Endlich in der S-Bahn sitzend sah Pavel auf dem vielgleisigen Gelände der Bahnhofsausfahrt inmitten der eingeschneiten Masten und Kabel und der wie verlassen zwischen Grafittimauern abgestellten Wagen und Waggons ein altes Bahnwärterhäuschen. Es war ihm zuvor noch nie aufgefallen, doch jetzt, da er es im langsamen Vorbeifahren betrachtete, erinnerte es ihn an eine bei all ihrer Künstlichkeit dennoch seltsam schönere Vergangenheit. Die Spielzeugeisenbahn im Keller, dort standen auch solche Häuschen, und immer wenn man damit spielte, dann war die Welt für eine Weile wieder genau dieselbe, die sie immer war, denn in der Kindheit gab es offenbar keine Veränderungen.
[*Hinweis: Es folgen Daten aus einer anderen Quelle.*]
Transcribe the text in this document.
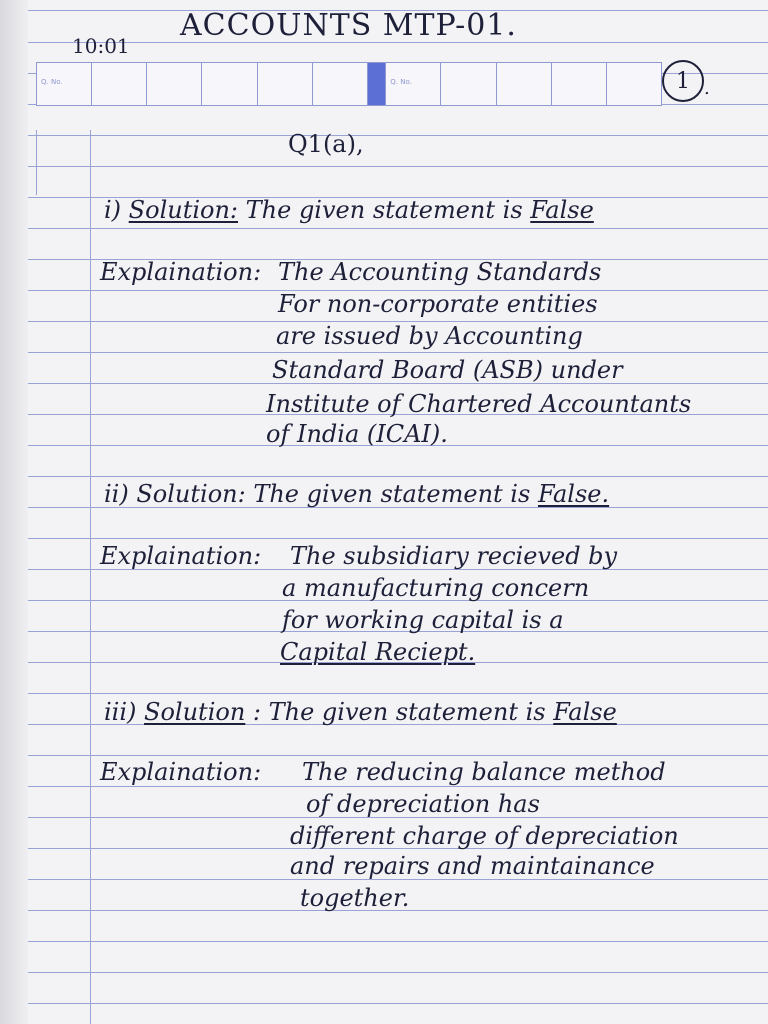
ACCOUNTS MTP-01.
10:01
Q. No.	Q. No.	1 .
Q1(a),
i) Solution: The given statement is False
Explaination: The Accounting Standards
For non-corporate entities
are issued by Accounting
Standard Board (ASB) under
Institute of Chartered Accountants
of India (ICAI).
ii) Solution: The given statement is False.
Explaination: The subsidiary recieved by
a manufacturing concern
for working capital is a
Capital Reciept.
iii) Solution : The given statement is False
Explaination: The reducing balance method
of depreciation has
different charge of depreciation
and repairs and maintainance
together.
Häuschen waren es, wie sie sich auch in den alten Heinz-Erhard-Filmen fanden, Orte der überschaubaren Gemütlichkeit, und dieses Haus hier schien eines von ihnen zu sein. Wie gerne würde ich da wohnen, dachte Pavel, wie gerne wäre ich ein Plastikmännchen, das da immerzu am Fenster steht und die Blumen gießt.

Während seiner Heimfahrt nach Bochum, wo er seine kleine Wohnung hatte, die nicht mehr als eine Behausung war (denn als allein lebender Mann hatte er nur wenige, einfache Ansprüche an sein Leben), verstärkte sich allerdings dieses klamme Gefühl, das ihn die ganze Zeit über schon bedrückte, und zu Hause angekommen legte Pavel sich zitternd vor innerer Kälte gleich ins Bett, seine Gedanken aber schienen davon unberührt oder, im Gegenteil, geradezu intensiviert, denn fiebernd dachte er an Inanna, stellte sich vor, wie sie sich zu ihm legte, sich an ihn schmiegte, ihr weicher Busen an seiner kalten Brust, ihr Gefühl mit dem seinen verschmelzend, stellte sich vor, wie sie sich küssten, zärtlich und tastend, es fühlte sich an wie wirklich, da schellte plötzlich das Telefon.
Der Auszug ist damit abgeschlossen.